On Nov 15, 2021, at 9:08 AM, Paul Koning
<paulkoning at comcast.net> wrote:
On Nov 14, 2021, at 7:27 PM, Thomas DeBellis
<tommytimesharing at gmail.com> wrote:
...
I did a transfer of the same file to an iMac and was very surprised to find that I got
4,000 byte packet size and a transfer rate 151.78 KBps. That's right, using the NI
resulted in a speed increase of 17%. I instrumented Kermit to report the allocated
monitor buffers by line type and got the table below from various sign ons, viz:
TTY line Type: FE PTY NRT TVT CTM
Input Buffers: 1 1 1 1 1
Output Buffers: 2 1 2 4 2
The abbreviations are as follows:
...
? CTM, DECnet CTERM (I forget what CTERM abbreviates to)
"Network Command Terminal Specification" says the protocol spec.

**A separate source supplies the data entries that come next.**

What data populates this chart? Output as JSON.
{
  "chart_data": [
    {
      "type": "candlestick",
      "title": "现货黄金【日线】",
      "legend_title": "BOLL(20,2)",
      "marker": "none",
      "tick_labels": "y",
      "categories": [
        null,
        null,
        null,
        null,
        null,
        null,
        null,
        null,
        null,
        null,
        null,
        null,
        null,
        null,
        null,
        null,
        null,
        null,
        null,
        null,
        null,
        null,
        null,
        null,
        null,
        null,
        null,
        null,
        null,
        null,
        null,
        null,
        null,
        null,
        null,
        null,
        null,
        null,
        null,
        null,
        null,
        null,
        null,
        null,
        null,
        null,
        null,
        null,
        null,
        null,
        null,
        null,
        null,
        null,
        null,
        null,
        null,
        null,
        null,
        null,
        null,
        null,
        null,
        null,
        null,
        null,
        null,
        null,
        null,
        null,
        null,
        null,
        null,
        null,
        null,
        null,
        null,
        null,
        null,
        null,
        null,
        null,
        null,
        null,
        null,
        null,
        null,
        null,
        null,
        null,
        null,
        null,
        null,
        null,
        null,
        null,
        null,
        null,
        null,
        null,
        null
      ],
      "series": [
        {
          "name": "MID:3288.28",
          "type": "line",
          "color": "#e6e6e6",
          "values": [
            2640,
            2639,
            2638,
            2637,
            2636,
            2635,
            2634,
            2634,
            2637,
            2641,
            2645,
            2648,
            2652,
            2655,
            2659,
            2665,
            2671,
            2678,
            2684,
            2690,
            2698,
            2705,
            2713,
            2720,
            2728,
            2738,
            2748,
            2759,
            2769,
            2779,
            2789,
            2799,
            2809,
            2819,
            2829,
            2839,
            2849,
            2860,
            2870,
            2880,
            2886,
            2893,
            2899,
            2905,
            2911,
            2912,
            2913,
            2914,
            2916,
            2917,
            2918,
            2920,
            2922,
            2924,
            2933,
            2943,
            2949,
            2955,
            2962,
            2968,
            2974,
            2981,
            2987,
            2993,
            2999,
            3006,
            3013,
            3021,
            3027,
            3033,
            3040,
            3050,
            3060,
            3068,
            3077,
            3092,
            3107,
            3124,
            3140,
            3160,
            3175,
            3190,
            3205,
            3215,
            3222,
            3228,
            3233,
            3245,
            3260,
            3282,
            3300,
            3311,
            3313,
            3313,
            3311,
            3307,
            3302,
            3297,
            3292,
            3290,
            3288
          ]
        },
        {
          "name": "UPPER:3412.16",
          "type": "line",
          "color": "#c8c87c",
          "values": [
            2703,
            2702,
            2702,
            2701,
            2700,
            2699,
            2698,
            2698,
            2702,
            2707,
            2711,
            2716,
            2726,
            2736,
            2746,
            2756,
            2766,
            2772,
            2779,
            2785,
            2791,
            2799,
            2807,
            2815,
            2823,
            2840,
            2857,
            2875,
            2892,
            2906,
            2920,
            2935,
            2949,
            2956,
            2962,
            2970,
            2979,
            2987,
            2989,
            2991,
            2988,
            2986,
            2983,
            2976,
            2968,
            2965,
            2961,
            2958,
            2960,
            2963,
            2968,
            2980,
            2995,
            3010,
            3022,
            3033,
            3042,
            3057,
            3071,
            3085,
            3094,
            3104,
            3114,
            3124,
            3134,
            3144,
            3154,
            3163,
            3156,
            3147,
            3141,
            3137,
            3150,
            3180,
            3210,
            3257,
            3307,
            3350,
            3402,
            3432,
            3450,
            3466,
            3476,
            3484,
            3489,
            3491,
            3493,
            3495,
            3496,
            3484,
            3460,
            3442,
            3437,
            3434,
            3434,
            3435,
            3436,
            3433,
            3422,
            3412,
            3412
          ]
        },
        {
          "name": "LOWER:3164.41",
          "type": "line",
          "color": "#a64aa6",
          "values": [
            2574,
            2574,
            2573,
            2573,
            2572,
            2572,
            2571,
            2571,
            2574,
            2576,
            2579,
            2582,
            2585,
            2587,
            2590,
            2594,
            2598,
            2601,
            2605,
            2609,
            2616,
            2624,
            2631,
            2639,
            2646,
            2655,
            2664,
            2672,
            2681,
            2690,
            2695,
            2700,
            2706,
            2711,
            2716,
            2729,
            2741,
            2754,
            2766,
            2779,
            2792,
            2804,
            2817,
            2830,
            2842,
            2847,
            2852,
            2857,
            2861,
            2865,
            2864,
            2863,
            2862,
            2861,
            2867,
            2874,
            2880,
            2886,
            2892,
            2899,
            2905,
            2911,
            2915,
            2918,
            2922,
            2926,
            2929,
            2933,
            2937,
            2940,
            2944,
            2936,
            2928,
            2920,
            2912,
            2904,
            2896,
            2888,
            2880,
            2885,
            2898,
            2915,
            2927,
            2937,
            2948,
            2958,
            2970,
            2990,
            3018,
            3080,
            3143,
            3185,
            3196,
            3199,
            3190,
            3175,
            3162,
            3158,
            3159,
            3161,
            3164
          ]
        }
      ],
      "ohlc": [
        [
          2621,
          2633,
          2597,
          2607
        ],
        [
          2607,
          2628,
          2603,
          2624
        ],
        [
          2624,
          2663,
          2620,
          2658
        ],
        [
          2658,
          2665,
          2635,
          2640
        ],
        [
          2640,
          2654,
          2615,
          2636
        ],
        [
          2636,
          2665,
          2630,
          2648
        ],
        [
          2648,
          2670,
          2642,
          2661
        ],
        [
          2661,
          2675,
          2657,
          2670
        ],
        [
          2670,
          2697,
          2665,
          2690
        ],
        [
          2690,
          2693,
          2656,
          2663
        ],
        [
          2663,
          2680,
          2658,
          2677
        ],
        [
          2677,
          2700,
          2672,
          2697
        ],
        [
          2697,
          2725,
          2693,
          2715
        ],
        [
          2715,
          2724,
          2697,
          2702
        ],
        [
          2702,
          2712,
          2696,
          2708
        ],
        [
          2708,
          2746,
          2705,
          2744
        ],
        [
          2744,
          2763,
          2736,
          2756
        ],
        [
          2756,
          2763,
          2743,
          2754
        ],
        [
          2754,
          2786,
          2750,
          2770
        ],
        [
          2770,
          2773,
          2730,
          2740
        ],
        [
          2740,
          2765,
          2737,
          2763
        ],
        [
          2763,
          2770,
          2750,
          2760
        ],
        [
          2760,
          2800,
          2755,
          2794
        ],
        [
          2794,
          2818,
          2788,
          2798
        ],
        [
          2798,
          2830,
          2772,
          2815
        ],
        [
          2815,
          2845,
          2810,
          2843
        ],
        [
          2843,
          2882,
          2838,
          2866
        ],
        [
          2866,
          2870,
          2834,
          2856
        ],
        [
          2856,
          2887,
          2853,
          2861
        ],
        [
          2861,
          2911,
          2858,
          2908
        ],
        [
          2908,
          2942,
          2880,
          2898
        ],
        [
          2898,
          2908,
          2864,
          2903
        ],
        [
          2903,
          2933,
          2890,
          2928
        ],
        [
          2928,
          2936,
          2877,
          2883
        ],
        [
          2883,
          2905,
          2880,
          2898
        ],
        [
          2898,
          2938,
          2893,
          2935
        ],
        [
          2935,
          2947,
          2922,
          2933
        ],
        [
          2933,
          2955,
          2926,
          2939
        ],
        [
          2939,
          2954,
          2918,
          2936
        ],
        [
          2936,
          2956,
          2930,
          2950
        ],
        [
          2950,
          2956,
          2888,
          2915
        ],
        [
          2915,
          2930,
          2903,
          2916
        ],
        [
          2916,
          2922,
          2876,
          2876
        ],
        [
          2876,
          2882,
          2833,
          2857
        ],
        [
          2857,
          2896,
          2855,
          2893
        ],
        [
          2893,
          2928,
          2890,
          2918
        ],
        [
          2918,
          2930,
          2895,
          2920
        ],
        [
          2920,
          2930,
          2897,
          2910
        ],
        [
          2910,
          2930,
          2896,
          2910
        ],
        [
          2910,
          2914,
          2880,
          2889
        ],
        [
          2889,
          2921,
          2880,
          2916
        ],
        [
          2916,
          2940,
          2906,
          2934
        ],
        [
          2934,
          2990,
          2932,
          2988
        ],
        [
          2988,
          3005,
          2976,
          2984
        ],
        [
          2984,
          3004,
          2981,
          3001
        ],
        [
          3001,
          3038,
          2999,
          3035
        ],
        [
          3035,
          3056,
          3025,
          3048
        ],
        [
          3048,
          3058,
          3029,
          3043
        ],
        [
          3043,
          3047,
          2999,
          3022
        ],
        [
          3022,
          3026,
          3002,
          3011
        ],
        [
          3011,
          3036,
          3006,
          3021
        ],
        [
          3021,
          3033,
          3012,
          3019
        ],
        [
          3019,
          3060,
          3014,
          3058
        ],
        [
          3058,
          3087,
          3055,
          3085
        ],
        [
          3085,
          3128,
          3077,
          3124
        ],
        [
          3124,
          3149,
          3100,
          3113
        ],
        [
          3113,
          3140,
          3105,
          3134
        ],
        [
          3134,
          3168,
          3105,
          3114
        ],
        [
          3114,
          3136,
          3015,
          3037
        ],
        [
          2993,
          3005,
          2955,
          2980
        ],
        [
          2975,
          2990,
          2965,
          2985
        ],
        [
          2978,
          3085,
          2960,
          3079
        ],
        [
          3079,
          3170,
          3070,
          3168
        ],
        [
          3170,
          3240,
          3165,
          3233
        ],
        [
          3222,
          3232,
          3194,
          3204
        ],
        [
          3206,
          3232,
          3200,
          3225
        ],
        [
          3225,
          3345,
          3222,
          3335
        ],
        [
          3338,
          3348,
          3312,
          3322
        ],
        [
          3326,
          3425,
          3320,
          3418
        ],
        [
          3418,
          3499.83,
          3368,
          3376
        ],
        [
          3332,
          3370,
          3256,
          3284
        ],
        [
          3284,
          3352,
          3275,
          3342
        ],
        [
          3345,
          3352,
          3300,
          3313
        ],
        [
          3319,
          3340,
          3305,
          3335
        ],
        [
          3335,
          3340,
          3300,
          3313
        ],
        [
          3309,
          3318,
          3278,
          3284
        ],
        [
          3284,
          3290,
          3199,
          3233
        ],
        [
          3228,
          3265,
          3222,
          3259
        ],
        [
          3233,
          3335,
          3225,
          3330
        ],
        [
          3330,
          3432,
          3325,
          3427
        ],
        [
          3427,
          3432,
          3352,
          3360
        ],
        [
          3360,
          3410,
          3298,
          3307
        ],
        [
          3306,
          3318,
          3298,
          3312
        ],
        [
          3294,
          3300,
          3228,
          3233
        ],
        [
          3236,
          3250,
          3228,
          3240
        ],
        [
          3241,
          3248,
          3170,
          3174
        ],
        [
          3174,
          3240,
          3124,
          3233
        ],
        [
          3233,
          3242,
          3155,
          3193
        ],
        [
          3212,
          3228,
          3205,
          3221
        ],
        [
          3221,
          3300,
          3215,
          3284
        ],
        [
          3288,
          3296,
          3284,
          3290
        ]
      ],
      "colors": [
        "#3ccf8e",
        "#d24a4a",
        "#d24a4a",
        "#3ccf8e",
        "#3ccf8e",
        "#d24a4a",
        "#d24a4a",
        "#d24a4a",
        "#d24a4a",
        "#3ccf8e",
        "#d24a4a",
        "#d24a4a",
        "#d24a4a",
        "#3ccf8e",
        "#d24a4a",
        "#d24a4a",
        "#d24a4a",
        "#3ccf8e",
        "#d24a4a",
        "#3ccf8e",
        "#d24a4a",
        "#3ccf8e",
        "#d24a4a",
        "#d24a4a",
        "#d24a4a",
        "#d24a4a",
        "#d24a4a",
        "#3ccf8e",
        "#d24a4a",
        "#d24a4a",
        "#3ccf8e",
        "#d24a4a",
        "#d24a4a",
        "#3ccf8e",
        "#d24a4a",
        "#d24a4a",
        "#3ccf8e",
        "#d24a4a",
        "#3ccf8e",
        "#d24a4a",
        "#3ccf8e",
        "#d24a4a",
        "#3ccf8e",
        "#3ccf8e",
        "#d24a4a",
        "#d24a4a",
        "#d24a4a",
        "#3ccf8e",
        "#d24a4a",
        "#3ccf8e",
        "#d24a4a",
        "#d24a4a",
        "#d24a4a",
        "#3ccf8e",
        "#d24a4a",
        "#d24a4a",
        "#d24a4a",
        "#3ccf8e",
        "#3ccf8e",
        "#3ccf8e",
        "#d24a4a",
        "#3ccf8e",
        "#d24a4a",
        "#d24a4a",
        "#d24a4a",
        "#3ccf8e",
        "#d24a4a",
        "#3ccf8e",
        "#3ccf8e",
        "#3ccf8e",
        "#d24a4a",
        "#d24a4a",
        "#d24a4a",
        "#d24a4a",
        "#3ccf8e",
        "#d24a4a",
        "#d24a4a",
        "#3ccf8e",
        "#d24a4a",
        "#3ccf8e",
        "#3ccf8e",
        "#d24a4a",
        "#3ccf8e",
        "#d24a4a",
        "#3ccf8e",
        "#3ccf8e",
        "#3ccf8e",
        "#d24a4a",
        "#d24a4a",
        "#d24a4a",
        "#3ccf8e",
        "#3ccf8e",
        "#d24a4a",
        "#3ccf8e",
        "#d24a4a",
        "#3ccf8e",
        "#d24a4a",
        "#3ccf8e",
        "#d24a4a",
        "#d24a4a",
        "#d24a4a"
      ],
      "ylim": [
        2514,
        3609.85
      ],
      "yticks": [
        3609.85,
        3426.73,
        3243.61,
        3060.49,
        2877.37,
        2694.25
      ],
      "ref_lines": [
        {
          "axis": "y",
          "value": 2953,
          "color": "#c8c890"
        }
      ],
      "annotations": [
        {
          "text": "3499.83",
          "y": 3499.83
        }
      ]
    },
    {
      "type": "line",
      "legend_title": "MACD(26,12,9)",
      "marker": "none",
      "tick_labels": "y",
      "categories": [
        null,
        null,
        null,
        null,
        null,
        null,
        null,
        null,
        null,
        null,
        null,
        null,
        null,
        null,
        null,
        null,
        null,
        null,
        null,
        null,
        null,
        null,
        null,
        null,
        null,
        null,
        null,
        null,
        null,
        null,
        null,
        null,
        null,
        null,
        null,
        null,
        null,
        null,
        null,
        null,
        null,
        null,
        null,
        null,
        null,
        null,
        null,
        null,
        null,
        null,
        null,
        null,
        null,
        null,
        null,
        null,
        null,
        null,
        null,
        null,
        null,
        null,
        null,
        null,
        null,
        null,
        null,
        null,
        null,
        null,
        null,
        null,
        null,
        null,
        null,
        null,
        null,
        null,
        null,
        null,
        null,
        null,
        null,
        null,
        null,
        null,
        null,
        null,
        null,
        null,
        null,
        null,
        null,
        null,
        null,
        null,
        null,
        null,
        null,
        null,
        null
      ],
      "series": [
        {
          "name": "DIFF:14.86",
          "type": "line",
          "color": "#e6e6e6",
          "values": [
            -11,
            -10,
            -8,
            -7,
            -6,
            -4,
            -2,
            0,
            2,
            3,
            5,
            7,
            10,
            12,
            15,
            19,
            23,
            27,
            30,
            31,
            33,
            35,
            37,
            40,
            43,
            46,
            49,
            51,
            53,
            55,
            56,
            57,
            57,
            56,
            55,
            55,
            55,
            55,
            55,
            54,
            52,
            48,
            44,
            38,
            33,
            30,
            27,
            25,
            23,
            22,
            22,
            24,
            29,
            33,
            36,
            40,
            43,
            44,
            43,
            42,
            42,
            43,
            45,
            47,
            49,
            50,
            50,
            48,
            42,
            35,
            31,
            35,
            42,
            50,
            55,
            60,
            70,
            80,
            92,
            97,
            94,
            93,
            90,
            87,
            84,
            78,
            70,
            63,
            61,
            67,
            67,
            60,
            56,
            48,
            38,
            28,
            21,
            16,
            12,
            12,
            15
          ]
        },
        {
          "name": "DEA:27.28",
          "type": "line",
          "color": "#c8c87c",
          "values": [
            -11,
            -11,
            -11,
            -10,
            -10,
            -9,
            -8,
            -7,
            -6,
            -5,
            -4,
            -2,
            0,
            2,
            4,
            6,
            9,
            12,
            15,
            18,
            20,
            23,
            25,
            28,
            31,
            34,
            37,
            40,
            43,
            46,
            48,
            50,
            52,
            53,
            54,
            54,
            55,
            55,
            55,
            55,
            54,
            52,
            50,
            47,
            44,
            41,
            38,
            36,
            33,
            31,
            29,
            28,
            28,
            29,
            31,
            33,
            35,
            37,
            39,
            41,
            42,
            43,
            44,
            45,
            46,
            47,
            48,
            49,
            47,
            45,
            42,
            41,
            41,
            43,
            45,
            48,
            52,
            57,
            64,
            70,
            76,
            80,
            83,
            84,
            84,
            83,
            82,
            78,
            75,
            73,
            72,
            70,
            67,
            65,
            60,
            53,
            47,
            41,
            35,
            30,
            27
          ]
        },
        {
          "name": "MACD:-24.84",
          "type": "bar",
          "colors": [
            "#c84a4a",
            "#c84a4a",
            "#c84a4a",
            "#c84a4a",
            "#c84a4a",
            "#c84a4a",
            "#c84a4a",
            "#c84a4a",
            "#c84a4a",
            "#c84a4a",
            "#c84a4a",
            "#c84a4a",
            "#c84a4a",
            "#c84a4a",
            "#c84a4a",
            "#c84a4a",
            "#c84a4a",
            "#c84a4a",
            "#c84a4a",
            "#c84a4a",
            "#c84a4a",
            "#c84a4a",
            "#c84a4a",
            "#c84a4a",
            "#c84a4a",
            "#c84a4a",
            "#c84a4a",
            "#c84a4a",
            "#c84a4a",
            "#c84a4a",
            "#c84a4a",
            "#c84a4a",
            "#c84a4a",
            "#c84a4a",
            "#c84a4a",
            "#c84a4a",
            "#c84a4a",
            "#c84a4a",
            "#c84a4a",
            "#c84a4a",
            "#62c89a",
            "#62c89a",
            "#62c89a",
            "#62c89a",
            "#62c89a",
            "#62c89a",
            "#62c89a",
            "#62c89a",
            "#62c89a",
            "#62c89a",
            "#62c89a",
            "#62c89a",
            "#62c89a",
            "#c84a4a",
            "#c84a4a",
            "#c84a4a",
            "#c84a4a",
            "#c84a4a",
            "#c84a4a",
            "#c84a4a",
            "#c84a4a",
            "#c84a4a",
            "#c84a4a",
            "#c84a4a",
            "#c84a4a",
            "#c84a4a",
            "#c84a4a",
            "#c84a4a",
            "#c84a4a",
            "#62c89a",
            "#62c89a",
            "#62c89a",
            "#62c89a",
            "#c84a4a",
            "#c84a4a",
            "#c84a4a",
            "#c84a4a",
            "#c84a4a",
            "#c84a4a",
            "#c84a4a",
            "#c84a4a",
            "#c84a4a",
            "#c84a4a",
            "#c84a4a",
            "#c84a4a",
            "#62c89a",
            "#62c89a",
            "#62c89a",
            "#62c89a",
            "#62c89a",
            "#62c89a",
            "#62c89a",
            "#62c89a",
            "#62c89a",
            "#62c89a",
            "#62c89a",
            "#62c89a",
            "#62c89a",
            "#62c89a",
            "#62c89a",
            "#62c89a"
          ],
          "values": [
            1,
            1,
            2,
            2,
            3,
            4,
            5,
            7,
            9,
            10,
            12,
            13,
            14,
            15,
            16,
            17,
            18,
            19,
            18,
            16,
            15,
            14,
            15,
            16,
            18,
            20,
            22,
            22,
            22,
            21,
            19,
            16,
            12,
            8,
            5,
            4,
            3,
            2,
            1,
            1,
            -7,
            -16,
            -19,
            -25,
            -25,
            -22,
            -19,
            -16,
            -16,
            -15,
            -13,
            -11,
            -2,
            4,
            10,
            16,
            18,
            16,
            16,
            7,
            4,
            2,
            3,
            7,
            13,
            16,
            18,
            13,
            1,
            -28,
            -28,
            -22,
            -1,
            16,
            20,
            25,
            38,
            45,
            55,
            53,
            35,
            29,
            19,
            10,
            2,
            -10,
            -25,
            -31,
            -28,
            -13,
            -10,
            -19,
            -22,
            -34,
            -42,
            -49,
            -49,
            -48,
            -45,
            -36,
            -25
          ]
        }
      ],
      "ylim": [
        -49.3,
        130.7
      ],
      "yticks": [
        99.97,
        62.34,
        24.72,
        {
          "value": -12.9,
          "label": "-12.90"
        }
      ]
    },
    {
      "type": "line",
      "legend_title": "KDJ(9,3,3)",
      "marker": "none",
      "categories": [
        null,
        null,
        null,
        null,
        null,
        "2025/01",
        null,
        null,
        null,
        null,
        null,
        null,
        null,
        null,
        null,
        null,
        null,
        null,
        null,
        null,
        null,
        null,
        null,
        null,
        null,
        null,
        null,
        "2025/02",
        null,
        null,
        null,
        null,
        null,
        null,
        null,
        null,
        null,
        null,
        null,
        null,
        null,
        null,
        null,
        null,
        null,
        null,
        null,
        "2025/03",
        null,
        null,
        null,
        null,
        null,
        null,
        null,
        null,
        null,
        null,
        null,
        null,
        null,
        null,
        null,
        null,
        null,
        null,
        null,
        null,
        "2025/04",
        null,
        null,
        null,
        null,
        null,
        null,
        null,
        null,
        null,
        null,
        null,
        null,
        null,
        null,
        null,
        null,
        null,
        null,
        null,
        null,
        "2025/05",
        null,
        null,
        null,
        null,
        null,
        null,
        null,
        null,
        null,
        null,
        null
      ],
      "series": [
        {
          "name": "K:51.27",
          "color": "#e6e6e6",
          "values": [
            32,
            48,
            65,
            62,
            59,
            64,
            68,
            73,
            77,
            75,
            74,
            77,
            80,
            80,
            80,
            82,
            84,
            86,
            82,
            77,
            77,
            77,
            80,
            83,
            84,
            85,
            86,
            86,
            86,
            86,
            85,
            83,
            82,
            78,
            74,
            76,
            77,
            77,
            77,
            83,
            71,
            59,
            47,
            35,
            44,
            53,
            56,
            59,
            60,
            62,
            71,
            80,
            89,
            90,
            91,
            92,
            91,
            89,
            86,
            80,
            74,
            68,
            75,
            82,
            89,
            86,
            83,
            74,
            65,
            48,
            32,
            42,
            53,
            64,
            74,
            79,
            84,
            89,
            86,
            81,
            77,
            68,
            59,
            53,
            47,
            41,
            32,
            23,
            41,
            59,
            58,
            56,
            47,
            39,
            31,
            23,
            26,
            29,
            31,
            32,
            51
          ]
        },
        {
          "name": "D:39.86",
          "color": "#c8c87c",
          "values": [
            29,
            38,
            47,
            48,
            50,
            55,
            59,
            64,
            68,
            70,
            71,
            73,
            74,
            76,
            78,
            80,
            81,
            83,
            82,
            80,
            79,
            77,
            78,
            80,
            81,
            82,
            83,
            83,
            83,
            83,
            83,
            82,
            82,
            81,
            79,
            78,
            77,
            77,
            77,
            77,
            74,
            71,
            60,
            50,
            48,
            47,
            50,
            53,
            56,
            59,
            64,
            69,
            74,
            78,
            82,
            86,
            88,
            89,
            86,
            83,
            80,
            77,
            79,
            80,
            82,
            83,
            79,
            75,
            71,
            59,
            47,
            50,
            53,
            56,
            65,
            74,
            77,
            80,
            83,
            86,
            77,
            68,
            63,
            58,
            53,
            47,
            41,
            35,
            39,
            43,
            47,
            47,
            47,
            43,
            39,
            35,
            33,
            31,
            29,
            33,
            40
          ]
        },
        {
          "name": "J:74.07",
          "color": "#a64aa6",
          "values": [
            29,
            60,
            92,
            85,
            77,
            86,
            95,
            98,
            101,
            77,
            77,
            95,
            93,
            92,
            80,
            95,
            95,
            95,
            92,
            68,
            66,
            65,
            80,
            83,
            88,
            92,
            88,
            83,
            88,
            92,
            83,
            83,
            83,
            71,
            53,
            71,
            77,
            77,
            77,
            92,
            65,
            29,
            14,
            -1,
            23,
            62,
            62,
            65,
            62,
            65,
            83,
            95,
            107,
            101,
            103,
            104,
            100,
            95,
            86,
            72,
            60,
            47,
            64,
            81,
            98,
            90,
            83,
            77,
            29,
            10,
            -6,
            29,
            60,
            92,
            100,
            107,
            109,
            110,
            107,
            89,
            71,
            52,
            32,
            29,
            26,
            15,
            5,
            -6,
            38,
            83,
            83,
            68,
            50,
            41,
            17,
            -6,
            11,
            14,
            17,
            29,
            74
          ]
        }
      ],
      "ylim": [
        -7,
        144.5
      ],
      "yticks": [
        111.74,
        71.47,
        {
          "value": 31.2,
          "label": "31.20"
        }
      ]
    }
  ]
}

Background: the original concept, which as far as I know did not work out in reality, is
that there would be several network terminal protocols for several different purposes. In
particular, an editing terminal spec where the editing operations would be offloaded onto
the remote system (somewhat like a VT71?). This is the reason for the layering, with a
"Foundation" layer that contains the services common to all those terminal
types, and the individual mode specs for the specific cases.
In the end, only the command terminal -- roughly speaking, a line oriented interface with
the rubout handling offloaded -- was specified and implemented. The result is a split
that doesn't make much sense to the observer without that history.